Diese Konflikte sind hauptsächlich in Ostdeutschland anzutreffen. Vor Kurzem war ich in Leipzig, wo dieser Zwiespalt zu einem Krieg angewachsen ist, und einen Großteil dieser irgendwo angesammelten Wut bekommen die armen Asylsuchenden ab. Eine meiner Kolleginnen, eine Schriftstellerin, ist mit einem Mosambikaner verheiratet. Sie haben drei dunkelhäutige Kinder, und man muss sagen, dass sie an ihrem Wohnort in Mecklenburg-Vorpommern unglaublich viel Feindseligkeit erfahren. Dort, wo ich wohne, ist es ruhig, daher geht es in meinen Werken nicht um Einwanderer. Doch ich bin der Ansicht, dass sie auf jeden Fall in der Literatur thematisiert werden müssten – auch in meiner Kleinstadt gibt es genug latente „Rechte“. Kinder nehmen es problemlos an, dass „Mohrenköpfe“ in Zukunft „Schokoküsse“ genannt werden müssen, doch für meinen Vater ist das schwer zu verstehen – die Menschen seiner Generation wollen nicht einer Sache entsagen, die sie das ganze Leben lang hatten, die sie mit angenehmen Emotionen verbinden. Doch das sollte man tun.
- Schriftstellerin deutscher Kriminalromane, studierte Architektur an der Universität Kaiserslautern, schrieb ihre ersten Bücher parallel zur Bauingenieur-Arbeit.

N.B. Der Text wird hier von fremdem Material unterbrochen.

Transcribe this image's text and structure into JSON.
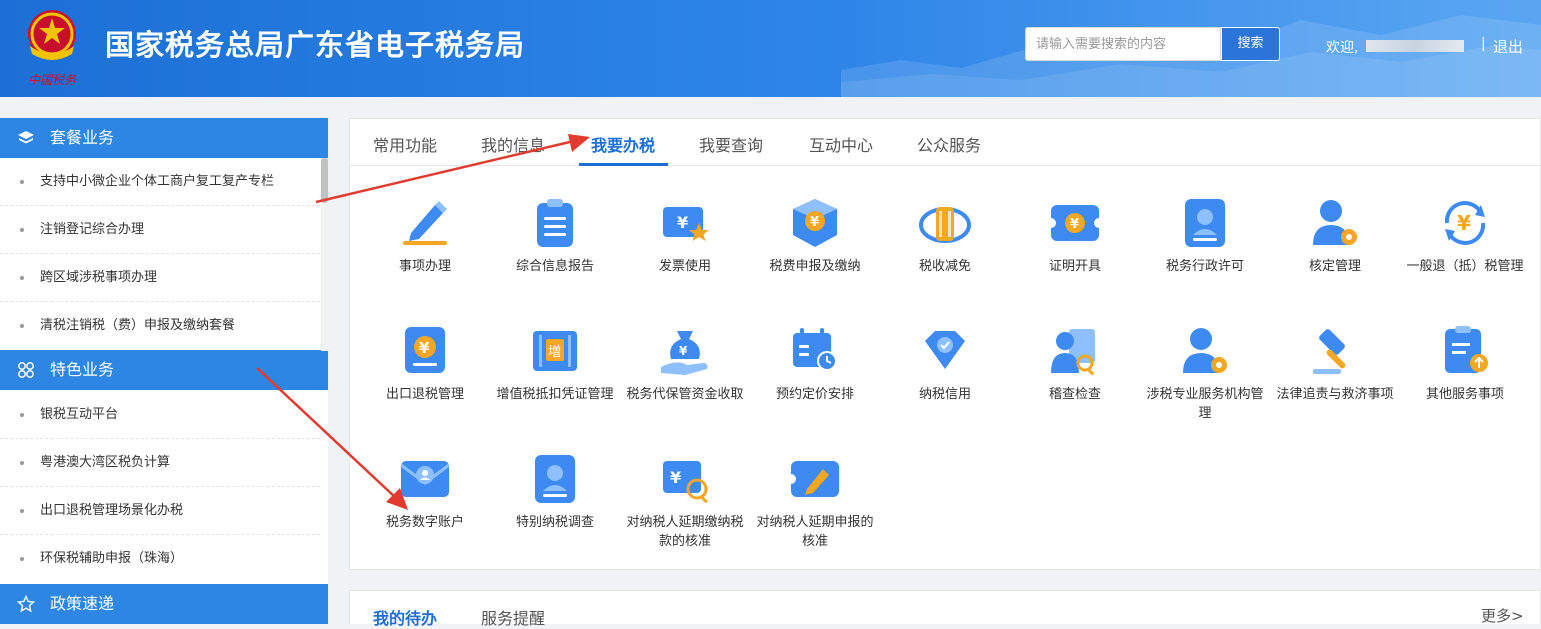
{
  "header": {
    "site_title": "国家税务总局广东省电子税务局",
    "logo_text": "中国税务",
    "search_placeholder": "请输入需要搜索的内容",
    "search_button": "搜索",
    "welcome": "欢迎,",
    "separator": "|",
    "logout": "退出"
  },
  "sidebar": {
    "sections": [
      {
        "title": "套餐业务",
        "icon": "layers-icon",
        "items": [
          "支持中小微企业个体工商户复工复产专栏",
          "注销登记综合办理",
          "跨区域涉税事项办理",
          "清税注销税（费）申报及缴纳套餐"
        ]
      },
      {
        "title": "特色业务",
        "icon": "grid-icon",
        "items": [
          "银税互动平台",
          "粤港澳大湾区税负计算",
          "出口退税管理场景化办税",
          "环保税辅助申报（珠海）"
        ]
      },
      {
        "title": "政策速递",
        "icon": "star-icon",
        "items": []
      }
    ]
  },
  "main": {
    "tabs": [
      "常用功能",
      "我的信息",
      "我要办税",
      "我要查询",
      "互动中心",
      "公众服务"
    ],
    "active_tab": "我要办税",
    "items": [
      {
        "label": "事项办理",
        "icon": "pencil-icon"
      },
      {
        "label": "综合信息报告",
        "icon": "clipboard-icon"
      },
      {
        "label": "发票使用",
        "icon": "invoice-icon"
      },
      {
        "label": "税费申报及缴纳",
        "icon": "box-icon"
      },
      {
        "label": "税收减免",
        "icon": "coins-icon"
      },
      {
        "label": "证明开具",
        "icon": "certificate-icon"
      },
      {
        "label": "税务行政许可",
        "icon": "permit-icon"
      },
      {
        "label": "核定管理",
        "icon": "user-gear-icon"
      },
      {
        "label": "一般退（抵）税管理",
        "icon": "refund-icon"
      },
      {
        "label": "出口退税管理",
        "icon": "export-refund-icon"
      },
      {
        "label": "增值税抵扣凭证管理",
        "icon": "vat-voucher-icon"
      },
      {
        "label": "税务代保管资金收取",
        "icon": "money-bag-icon"
      },
      {
        "label": "预约定价安排",
        "icon": "calendar-icon"
      },
      {
        "label": "纳税信用",
        "icon": "diamond-icon"
      },
      {
        "label": "稽查检查",
        "icon": "inspect-icon"
      },
      {
        "label": "涉税专业服务机构管理",
        "icon": "agency-icon"
      },
      {
        "label": "法律追责与救济事项",
        "icon": "gavel-icon"
      },
      {
        "label": "其他服务事项",
        "icon": "other-services-icon"
      },
      {
        "label": "税务数字账户",
        "icon": "digital-account-icon"
      },
      {
        "label": "特别纳税调查",
        "icon": "special-investigation-icon"
      },
      {
        "label": "对纳税人延期缴纳税款的核准",
        "icon": "deferred-payment-icon"
      },
      {
        "label": "对纳税人延期申报的核准",
        "icon": "deferred-filing-icon"
      }
    ]
  },
  "bottom": {
    "tabs": [
      "我的待办",
      "服务提醒"
    ],
    "more": "更多>"
  },
  "colors": {
    "brand": "#1d6fd6",
    "header": "#2f86e8",
    "sidebar_head": "#2d86e4",
    "arrow": "#e23b2e"
  }
}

- Derzeit unabhängige Autorin, hat acht Kriminalromane herausgegeben. Im Jahr 2000 erhielt sie für ihren Roman „Wie könnt ihr schlafen“ (1999) den Krimipreis Marlowe; für ihren neuesten Roman „Alles so hell da vorn“ (2017, Argument Verlag) gewann sie den Deutschen Krimi Preis 2018.